If an annual premium for a silver-level health insurance premium is $3,000 (in 2016) in Minnesota, wouldn’t it be appealing to offer that same plan and coverage to those people paying $5,400 in New York City? This is the concept behind a key component of the Trump Administration’s current replacement (or “fix”) for ObamaCare.

This post will not cite the myriad complex problems associated with this idea. We’ll describe just onethe one that will render the concept almost of no value.
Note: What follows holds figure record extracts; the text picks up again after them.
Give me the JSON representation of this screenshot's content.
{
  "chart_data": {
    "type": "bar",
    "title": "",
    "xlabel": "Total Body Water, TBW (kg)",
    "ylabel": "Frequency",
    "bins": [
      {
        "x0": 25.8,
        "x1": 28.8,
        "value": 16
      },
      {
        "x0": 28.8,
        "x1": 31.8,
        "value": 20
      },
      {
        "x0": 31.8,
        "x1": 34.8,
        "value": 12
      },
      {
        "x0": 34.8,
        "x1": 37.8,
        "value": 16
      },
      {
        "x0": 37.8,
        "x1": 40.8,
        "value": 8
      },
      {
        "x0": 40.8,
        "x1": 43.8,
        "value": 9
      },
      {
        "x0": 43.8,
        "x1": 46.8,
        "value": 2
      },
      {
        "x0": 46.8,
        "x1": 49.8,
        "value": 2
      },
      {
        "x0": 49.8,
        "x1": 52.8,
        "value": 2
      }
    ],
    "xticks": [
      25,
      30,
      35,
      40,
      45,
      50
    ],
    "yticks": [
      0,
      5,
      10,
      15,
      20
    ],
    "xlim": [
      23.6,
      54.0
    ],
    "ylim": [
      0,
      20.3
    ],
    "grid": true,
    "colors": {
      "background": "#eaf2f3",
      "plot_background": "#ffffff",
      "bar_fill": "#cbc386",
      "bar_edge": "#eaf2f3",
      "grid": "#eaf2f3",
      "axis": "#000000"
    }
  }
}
That plan in Minnesota contracts with local providers (physicians and hospitals) for a certain level of payment. Generally, it is what the market will bear in, say, St. Paul, Minnesota versus what the market will bear in White Plains, New York. Historically, health costs and premiums have always been lower in metropolitan Minnesota than in southeastern New York State. Hospitals charge less for hip replacements, doctors are reimbursed less for office visits, and yes, health plans in Minnesota may even be a bit better at leveraging the market, because of their market penetration. If you transport that Minnesota plan to Westchester County, New York, you leave its advantages behind. Gopher Health Plan will have to build a brand new provider network in one of New York’s most expensive counties. Unless it also transports Minnesota providers to New York, it will pay New York prices. It is conceivable that the greater competition for providers may actually push reimbursements up—a new plan entering a market has to entice physicians to sign with their plan (regardless of a narrow or broad network). What does that mean for physicians or hospitals? They are in the driver’s seat, and have a bit more leverage with which to negotiate rates. Remember, that rate negotiation will not start at St. Paul levels. It will begin at New York metro area figures. This could have an inflationary effect.
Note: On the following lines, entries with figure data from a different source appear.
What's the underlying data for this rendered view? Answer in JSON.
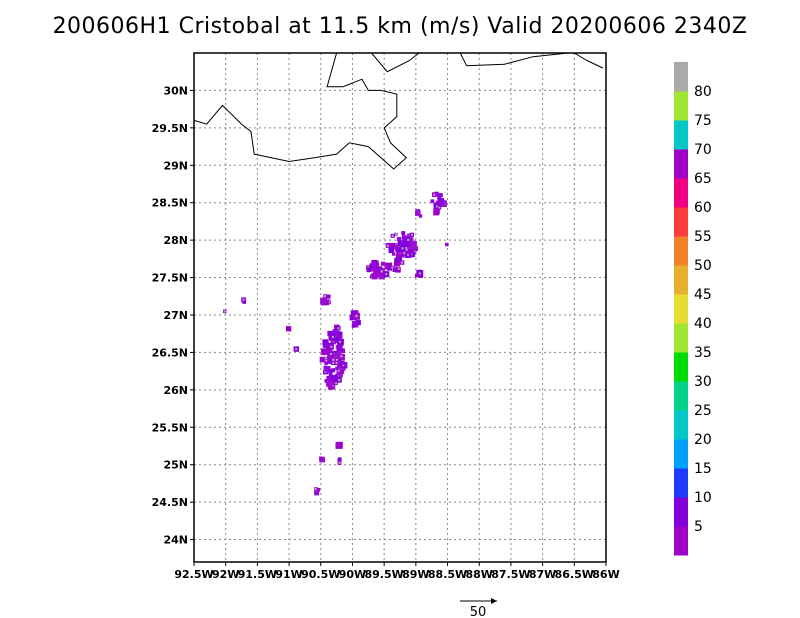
{
  "title": "200606H1 Cristobal at 11.5 km (m/s) Valid 20200606 2340Z",
  "map": {
    "lon_range": [
      -92.5,
      -86.0
    ],
    "lat_range": [
      23.7,
      30.5
    ],
    "lon_ticks": [
      -92.5,
      -92,
      -91.5,
      -91,
      -90.5,
      -90,
      -89.5,
      -89,
      -88.5,
      -88,
      -87.5,
      -87,
      -86.5,
      -86
    ],
    "lon_tick_labels": [
      "92.5W",
      "92W",
      "91.5W",
      "91W",
      "90.5W",
      "90W",
      "89.5W",
      "89W",
      "88.5W",
      "88W",
      "87.5W",
      "87W",
      "86.5W",
      "86W"
    ],
    "lat_ticks": [
      24,
      24.5,
      25,
      25.5,
      26,
      26.5,
      27,
      27.5,
      28,
      28.5,
      29,
      29.5,
      30
    ],
    "lat_tick_labels": [
      "24N",
      "24.5N",
      "25N",
      "25.5N",
      "26N",
      "26.5N",
      "27N",
      "27.5N",
      "28N",
      "28.5N",
      "29N",
      "29.5N",
      "30N"
    ],
    "grid": true,
    "coastline": [
      [
        [
          -92.5,
          29.6
        ],
        [
          -92.3,
          29.55
        ],
        [
          -92.05,
          29.8
        ],
        [
          -91.75,
          29.55
        ],
        [
          -91.6,
          29.45
        ],
        [
          -91.55,
          29.15
        ],
        [
          -91.0,
          29.05
        ],
        [
          -90.6,
          29.1
        ],
        [
          -90.25,
          29.15
        ],
        [
          -90.05,
          29.3
        ],
        [
          -89.75,
          29.25
        ],
        [
          -89.55,
          29.1
        ],
        [
          -89.35,
          28.95
        ],
        [
          -89.15,
          29.1
        ],
        [
          -89.4,
          29.3
        ],
        [
          -89.5,
          29.5
        ],
        [
          -89.3,
          29.65
        ],
        [
          -89.3,
          29.95
        ],
        [
          -89.55,
          30.0
        ],
        [
          -89.75,
          30.0
        ],
        [
          -89.85,
          30.15
        ],
        [
          -90.15,
          30.05
        ],
        [
          -90.4,
          30.05
        ],
        [
          -90.25,
          30.5
        ]
      ],
      [
        [
          -89.7,
          30.5
        ],
        [
          -89.45,
          30.25
        ],
        [
          -89.1,
          30.4
        ],
        [
          -88.95,
          30.5
        ]
      ],
      [
        [
          -88.3,
          30.5
        ],
        [
          -88.2,
          30.33
        ],
        [
          -87.6,
          30.35
        ],
        [
          -87.15,
          30.45
        ],
        [
          -86.6,
          30.5
        ]
      ],
      [
        [
          -86.5,
          30.5
        ],
        [
          -86.3,
          30.4
        ],
        [
          -86.05,
          30.3
        ]
      ]
    ],
    "echo_clusters": [
      {
        "lon": -90.3,
        "lat": 26.4,
        "rlon": 0.18,
        "rlat": 0.38,
        "n": 90
      },
      {
        "lon": -90.25,
        "lat": 26.75,
        "rlon": 0.08,
        "rlat": 0.1,
        "n": 14
      },
      {
        "lon": -90.35,
        "lat": 26.12,
        "rlon": 0.08,
        "rlat": 0.1,
        "n": 10
      },
      {
        "lon": -89.95,
        "lat": 26.95,
        "rlon": 0.07,
        "rlat": 0.12,
        "n": 10
      },
      {
        "lon": -89.6,
        "lat": 27.6,
        "rlon": 0.22,
        "rlat": 0.1,
        "n": 28
      },
      {
        "lon": -89.2,
        "lat": 27.95,
        "rlon": 0.25,
        "rlat": 0.18,
        "n": 50
      },
      {
        "lon": -89.3,
        "lat": 27.7,
        "rlon": 0.12,
        "rlat": 0.1,
        "n": 12
      },
      {
        "lon": -90.4,
        "lat": 27.2,
        "rlon": 0.08,
        "rlat": 0.06,
        "n": 7
      },
      {
        "lon": -88.95,
        "lat": 27.55,
        "rlon": 0.06,
        "rlat": 0.05,
        "n": 5
      },
      {
        "lon": -88.65,
        "lat": 28.5,
        "rlon": 0.1,
        "rlat": 0.18,
        "n": 14
      },
      {
        "lon": -88.95,
        "lat": 28.35,
        "rlon": 0.04,
        "rlat": 0.04,
        "n": 3
      },
      {
        "lon": -90.2,
        "lat": 25.05,
        "rlon": 0.05,
        "rlat": 0.04,
        "n": 3
      },
      {
        "lon": -90.5,
        "lat": 25.05,
        "rlon": 0.04,
        "rlat": 0.04,
        "n": 2
      },
      {
        "lon": -90.2,
        "lat": 25.25,
        "rlon": 0.03,
        "rlat": 0.03,
        "n": 2
      },
      {
        "lon": -90.55,
        "lat": 24.65,
        "rlon": 0.05,
        "rlat": 0.05,
        "n": 3
      },
      {
        "lon": -91.7,
        "lat": 27.2,
        "rlon": 0.03,
        "rlat": 0.03,
        "n": 2
      },
      {
        "lon": -92.0,
        "lat": 27.05,
        "rlon": 0.02,
        "rlat": 0.02,
        "n": 1
      },
      {
        "lon": -91.0,
        "lat": 26.8,
        "rlon": 0.02,
        "rlat": 0.03,
        "n": 1
      },
      {
        "lon": -90.9,
        "lat": 26.55,
        "rlon": 0.02,
        "rlat": 0.02,
        "n": 1
      },
      {
        "lon": -88.5,
        "lat": 27.95,
        "rlon": 0.02,
        "rlat": 0.02,
        "n": 1
      }
    ]
  },
  "colorbar": {
    "colors": [
      "#a000c8",
      "#8200dc",
      "#1e3cff",
      "#00a0ff",
      "#00c8c8",
      "#00d28c",
      "#00dc00",
      "#a0e632",
      "#e6dc32",
      "#e6af2d",
      "#f08228",
      "#fa3c3c",
      "#f00082",
      "#a000c8",
      "#00c8c8",
      "#a0e632",
      "#aaaaaa"
    ],
    "labels": [
      "5",
      "10",
      "15",
      "20",
      "25",
      "30",
      "35",
      "40",
      "45",
      "50",
      "55",
      "60",
      "65",
      "70",
      "75",
      "80"
    ]
  },
  "reference_vector": {
    "label": "50"
  }
}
The basic idea of bringing more competition into high-cost markets is a good one. If 2 or 3 well-run out-of-state insurers were to begin to operate in many such areas, the additional competition should have a beneficial effect on rates. But so would encouraging the birth and growth of organically grown local plans and insurers that were given the financing and resources needed to be successful.

In other words, if you see the shimmering image of a Minnesota health insurer offering great value to New York residents, it is likely a mirage in the hot, dry health reform air. And finally, this mirage evaporates quickly, as Minnesota granted average premium increases of over 50% to exchange plans for 2017, resulting in annual premiums that are closing in on $5,000.